И уже по этому первому практическому указанию я увидел, что старик не без оснований усвоил себе начальническую роль. Я так и не успел завести речь об оплате, как он одним кивком простился с нами и вышел, порядочно наследив на полу своими валенками в самодельных галошах из автомобильной камеры.

К раннему вечеру мы с майором разобрали печку, оставив нетронутой плиту и подвесив трубу указанным способом. Я лично опасался, как бы с этим подвешиванием не случилось беды, но майор справился с задачей так уверенно, как будто ему это было уже не впервые. Вообще он, как я увидел, был из тех хороших

17


мужчин, чаще всего военных, что умеют все и ко всякому делу приступают безбоязненно, исходя из того общеизвестного положения, что не боги горшки обжигают. Бруски, которые нам были нужны, он сделал из обрезка доски-шестидесятимиллиметровки, удачно расколов ее и выровняв топором, как фуганком. Печные дверцы, вьюшки, задвижки он с привычной сноровкой освободил из-под кирпичей и выпутал из концов проволоки, крепившей их в гнездах. Работать с ним было легко и приятно: он не угнетал неумелого и неловкого помощника своим превосходством, не раздражался и не подсмеивался, а лишь пошучивал изредка весело и необидно. Мы заготовили ящик для глины, глину, песок, чтобы все было под рукой, и, покамест умывались и переодевались, на примусе у меня закипел чайник.

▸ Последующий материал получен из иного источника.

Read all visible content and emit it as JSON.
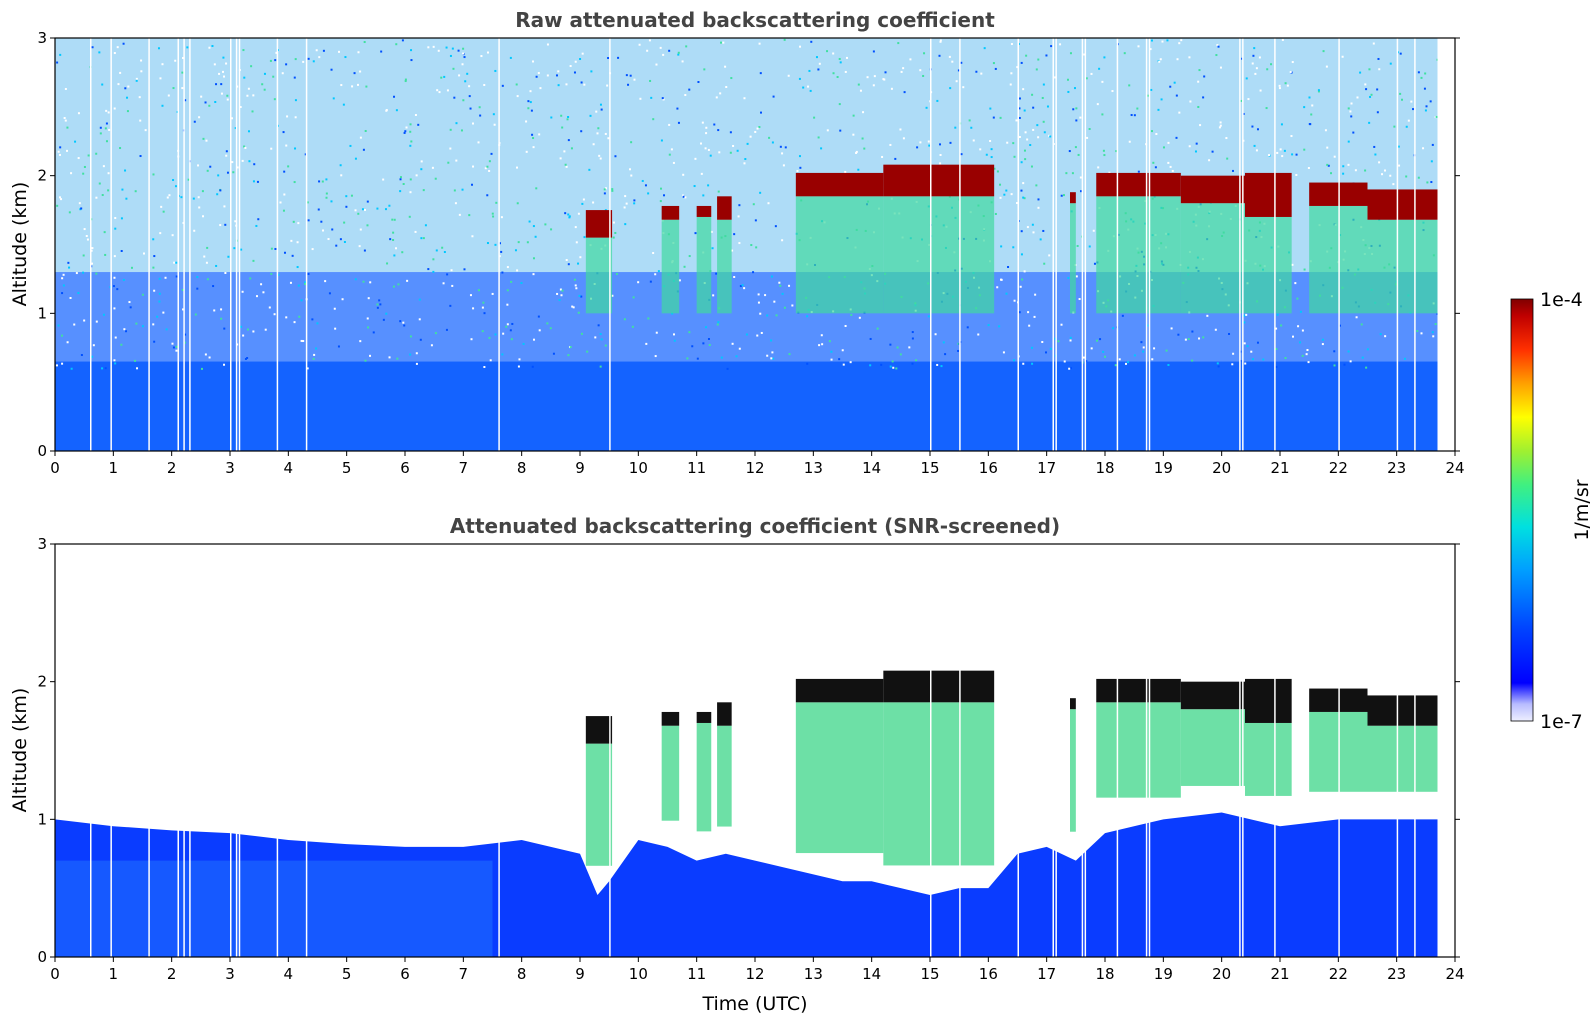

— Чайку хорошо, — просто согласился майор, и мы с ним посидели в моей кухне-передней, где было почище, покурили, разговорились.

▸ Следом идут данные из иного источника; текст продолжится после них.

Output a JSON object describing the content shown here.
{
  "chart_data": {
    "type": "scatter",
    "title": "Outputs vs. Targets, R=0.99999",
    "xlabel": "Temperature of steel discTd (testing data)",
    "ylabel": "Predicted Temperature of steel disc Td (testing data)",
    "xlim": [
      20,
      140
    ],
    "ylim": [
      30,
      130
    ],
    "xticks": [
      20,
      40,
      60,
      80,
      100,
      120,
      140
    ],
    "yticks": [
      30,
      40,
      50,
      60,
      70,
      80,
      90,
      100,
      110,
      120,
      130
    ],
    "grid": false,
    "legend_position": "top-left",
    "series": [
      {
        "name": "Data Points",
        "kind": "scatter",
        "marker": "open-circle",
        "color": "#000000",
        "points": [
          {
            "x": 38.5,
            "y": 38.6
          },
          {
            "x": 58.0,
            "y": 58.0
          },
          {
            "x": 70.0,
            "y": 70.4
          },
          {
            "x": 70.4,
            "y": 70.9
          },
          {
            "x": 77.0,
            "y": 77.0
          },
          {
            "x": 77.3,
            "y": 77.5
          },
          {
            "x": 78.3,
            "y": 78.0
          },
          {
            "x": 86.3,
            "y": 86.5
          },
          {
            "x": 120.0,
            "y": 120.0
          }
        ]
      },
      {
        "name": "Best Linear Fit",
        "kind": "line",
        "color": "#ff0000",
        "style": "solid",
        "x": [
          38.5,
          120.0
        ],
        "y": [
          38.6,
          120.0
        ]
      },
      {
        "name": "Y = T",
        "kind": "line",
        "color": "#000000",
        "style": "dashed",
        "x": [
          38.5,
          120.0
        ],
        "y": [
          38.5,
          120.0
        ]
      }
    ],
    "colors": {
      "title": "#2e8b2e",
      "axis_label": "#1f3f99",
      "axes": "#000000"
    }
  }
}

Майор посмотрел мои книги, перенесенные сюда, чтобы им не так пылиться, и, показав на растрепанный однотомник Некрасова, заметил, что его нужно переплести. И когда я сказал, что переплетчика здесь уж наверняка не найти, он вызвался переплести книгу и даже меня обучить этому делу. Конечно, без настоящего обреза под прессом не то, но все же книга будет сохраннее. Книги он любил с той нежной уважительностью и бережливостью, какая бывает только у читателей из самых простых людей. Жалкую мою библиотеку он перебрал всю, разглядывая томик за томиком, задерживаясь больше на поэзии. Я сказал, что он, наверно, любитель стихов, а это не так часто встречается среди, так сказать, неспециалистов. Он улыбнулся застенчиво и в то же время с отвагой, подчеркнутой шутливой заносчивостью тона.

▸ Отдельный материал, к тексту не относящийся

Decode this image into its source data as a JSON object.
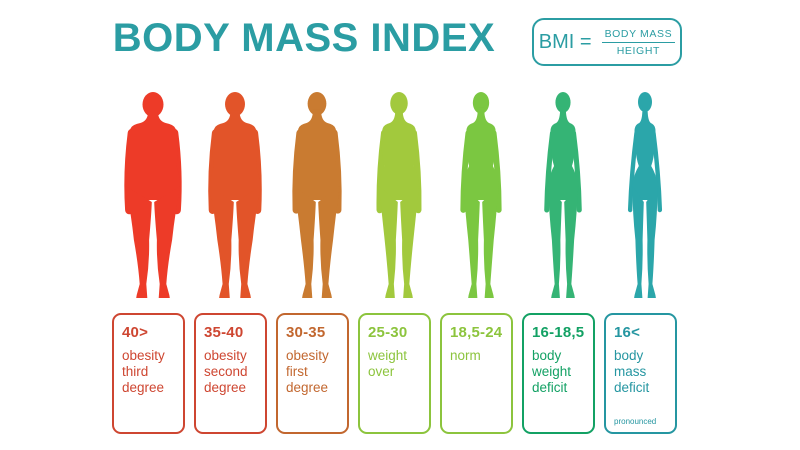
{
  "title": "BODY MASS INDEX",
  "theme": {
    "title_color": "#2B9DA3",
    "background": "#FFFFFF"
  },
  "formula": {
    "lhs": "BMI =",
    "numerator": "BODY MASS",
    "denominator": "HEIGHT"
  },
  "categories": [
    {
      "range": "40>",
      "label": "obesity third degree",
      "note": "",
      "accent_color": "#CE4631",
      "figure_color": "#ED3B28",
      "body_scale": 1.0
    },
    {
      "range": "35-40",
      "label": "obesity second degree",
      "note": "",
      "accent_color": "#CE4631",
      "figure_color": "#E25429",
      "body_scale": 0.85
    },
    {
      "range": "30-35",
      "label": "obesity first degree",
      "note": "",
      "accent_color": "#C2672F",
      "figure_color": "#C97B31",
      "body_scale": 0.68
    },
    {
      "range": "25-30",
      "label": "weight over",
      "note": "",
      "accent_color": "#8CC43D",
      "figure_color": "#A2C93D",
      "body_scale": 0.5
    },
    {
      "range": "18,5-24",
      "label": "norm",
      "note": "",
      "accent_color": "#8CC43D",
      "figure_color": "#7BC741",
      "body_scale": 0.33
    },
    {
      "range": "16-18,5",
      "label": "body weight deficit",
      "note": "",
      "accent_color": "#13A164",
      "figure_color": "#35B475",
      "body_scale": 0.16
    },
    {
      "range": "16<",
      "label": "body mass deficit",
      "note": "pronounced",
      "accent_color": "#2596A1",
      "figure_color": "#2BA6AA",
      "body_scale": 0.0
    }
  ]
}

— Чего же вы хотите, сам пишу стихи. И даже печатаю. Да!

— Очень хорошо, — сказал я и, не эная, что еще сказать, спросил: — Простите, а вы под псевдонимом выступаете, наверно! Я вашей фамилии что-то не встречал в печати.

— Нет, печатаю под своей фамилией, только не так часто. И потом это окружная газета, ну, еще и журнал «Советский воин», их тут вы не увидите.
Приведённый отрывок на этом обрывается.